Children With Chronic Pain – An Overlooked Disease

Children with chronic pain - an overlooked disease

Pain is an experience that is as complex as personal. Therefore, patients with pain need good care and sensitivity. However, in the case of children with chronic pain, it can be difficult for them to communicate it because children do not have all the words that may be needed to express what they feel, except through crying. This is one reason why modern medicine and psychology have overlooked chronic pain in children during the 20th century.

In fact, until the 1950s, doctors believed that children were not as sensitive to pain as adults. This undisputed belief led to serious consequences. In many hospitals, doctors performed surgical procedures on children under the age of 2 with very little or no anesthetic.

A child with chronic pain

Tools for measuring chronic pain in children

Today, modern medicine and psychology have realized that chronic pain in children has the same characteristics as chronic pain in adults. Therefore, the two patient groups are treated equally today. Children are considered to have chronic pain when they experience it for 6 months or longer, regardless of psychological reasons.

However, there is a problem in the fact that there are no previous protocols or tools for diagnosing chronic pain in children. The tools used have been those that have generally been developed for adults, and that have been adapted for children. Fortunately, this is changing today, and clinical psychology is playing a major role in this change.

Today, chronic pain in children is more noticed, studied and treated with the help of everything from projective techniques to recognition techniques and emotional expressions. Pain is no longer considered a simple complaint in children. Doctors give it the importance it has and do not see it as a way for children to try to get their parents’ attention.

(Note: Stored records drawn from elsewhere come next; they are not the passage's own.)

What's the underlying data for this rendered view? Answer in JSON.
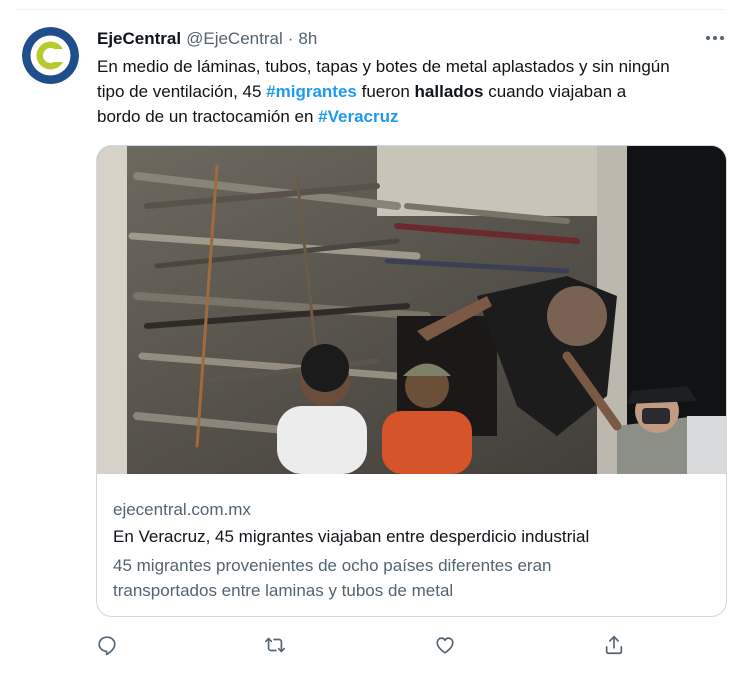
{
  "tweet": {
    "display_name": "EjeCentral",
    "handle": "@EjeCentral",
    "separator": "·",
    "time": "8h",
    "text": {
      "line1": "En medio de láminas, tubos, tapas y botes de metal aplastados y sin ningún",
      "line2_pre": "tipo de ventilación, 45 ",
      "hashtag_migrantes": "#migrantes",
      "line2_mid": " fueron ",
      "bold_hallados": "hallados",
      "line2_post": " cuando viajaban a",
      "line3_pre": "bordo de un tractocamión en ",
      "hashtag_veracruz": "#Veracruz"
    }
  },
  "card": {
    "domain": "ejecentral.com.mx",
    "title": "En Veracruz, 45 migrantes viajaban entre desperdicio industrial",
    "desc_line1": "45 migrantes provenientes de ocho países diferentes eran",
    "desc_line2": "transportados entre laminas y tubos de metal"
  },
  "icons": {
    "reply": "reply-icon",
    "retweet": "retweet-icon",
    "like": "like-icon",
    "share": "share-icon",
    "more": "more-icon"
  },
  "colors": {
    "hashtag": "#1d9bf0",
    "secondary_text": "#536471",
    "border": "#cfd9de",
    "avatar_blue": "#1f4e8c",
    "avatar_green": "#b5cc2a"
  }
}
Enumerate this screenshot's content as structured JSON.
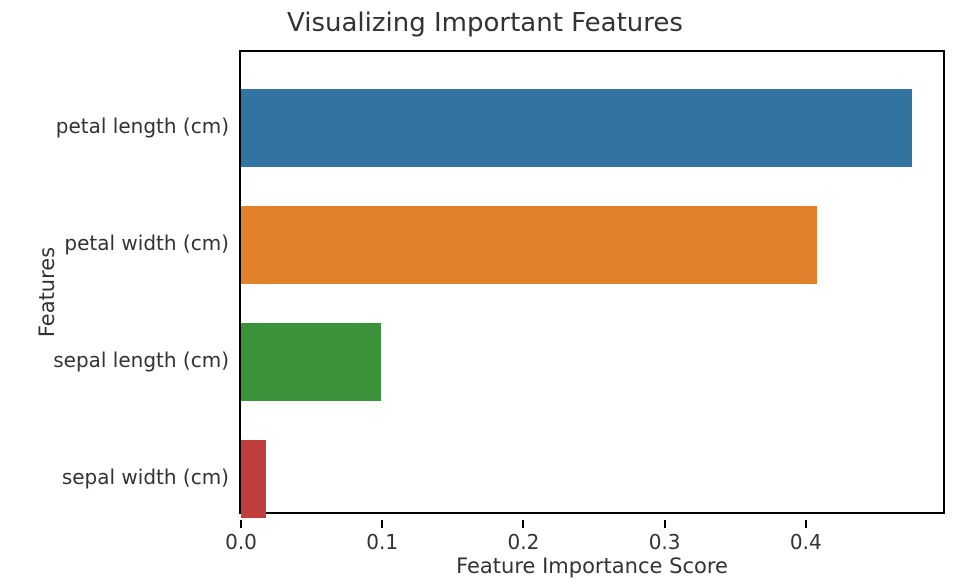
{
  "chart_data": {
    "type": "bar",
    "orientation": "horizontal",
    "title": "Visualizing Important Features",
    "xlabel": "Feature Importance Score",
    "ylabel": "Features",
    "xlim": [
      0.0,
      0.5
    ],
    "xticks": [
      0.0,
      0.1,
      0.2,
      0.3,
      0.4
    ],
    "xtick_labels": [
      "0.0",
      "0.1",
      "0.2",
      "0.3",
      "0.4"
    ],
    "series": [
      {
        "name": "petal length (cm)",
        "value": 0.475,
        "color": "#3274a1"
      },
      {
        "name": "petal width (cm)",
        "value": 0.408,
        "color": "#e1812c"
      },
      {
        "name": "sepal length (cm)",
        "value": 0.099,
        "color": "#3a923a"
      },
      {
        "name": "sepal width (cm)",
        "value": 0.018,
        "color": "#c03d3e"
      }
    ]
  }
}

Methods that describe pain

When it comes to infants and toddlers under 3-4 years of age who have not yet developed linguistically or cognitively enough to be able to express their pain through words or drawings, the most reliable diagnostic methods are behavioral reports and physiological changes. Older children and teens may use other ways to express their pain. Among the most common are:

  • Pain thermometer: usually on a scale from 0 to 10 where 0 stands for “no pain” and 10 stands for “the most intense pain imaginable”. The child can show how intense pain it feels through coloring the corresponding area on the thermometer.
  • Eland color tool (ECT): a color scale where the child can choose one of eight colors that correspond to different intensities of pain, from “no pain” to “worse than imaginable”.
  • Pain scale with faces: this is used with children over 5 years. It consists of nine faces. Four of these represent different degrees of positive facial expressions, four represent different negative facial expressions and four faces have neutral expressions. The child may choose the face that shows the pain it is experiencing at the moment.
  • Questionnaire about pain: this is used with older children and teenagers. It consists of 8 questions about the child’s pain.
  • Pain diary: it is a diary that the child keeps for himself and where the child reports as his pain. The book includes a pain scale that goes from 0, “no pain” to 5, “very severe pain”. The doctor evaluates the pain twice a day during the postoperative period.
Children with chronic pain today receive attention

Psychological treatment for children with chronic pain

When discussing treatments for children with chronic pain, one encounters a painful reality. Most medications for pain treatment are not suitable for children. Therefore, special emphasis is placed on multidisciplinary treatment for children.

Clinical psychology contributes in this case with a series of treatments that are considered effective and effective for children aged 7 years and older. These treatments have also shown very promising results when it comes to chronic pain also in smaller children. The treatment generally depends on the type of pain and how to analyze it. Among the most commonly used techniques are:

  • Biofeedback: the method is most often used for different types of headaches. It consists of checking physiological indicators regarding voltage and also temperature within measured parameters.
  • Relaxation techniques: deep breathing or muscle relaxation. It is very effective for children thanks to the fact that the techniques alleviate the causes of active pain.
  • Mindfulness: the few studies available show statistically significant improvements in variables such as intensity and frequency during periods of pain.
  • Hypnosis: the psychotherapeutic purpose is usually aimed at controlling physiological reactions, attention control and cognitive aspects related to the pain experience.
  • Visualization: uses mental images or internal representations to reduce the pain experience and thereby create a pain-relieving effect.
  • Distraction: it has been proven that when you focus your attention on something that creates pain, this increases the experience of the pain, and vice versa.
  • Preparedness: a functional analysis of the patient is performed with the aim of reorganizing the environment to facilitate the changed behavior with regard to the pain cases, and to avoid amplifying or rewarding uncontrolled behavior.

We need more research

Despite these advances, and despite being proven to be effective and successful, access to psychological treatment for children with chronic pain is still low. We therefore need multidisciplinary progress and more studies in this area so that we can learn how to better combat chronic pain in children.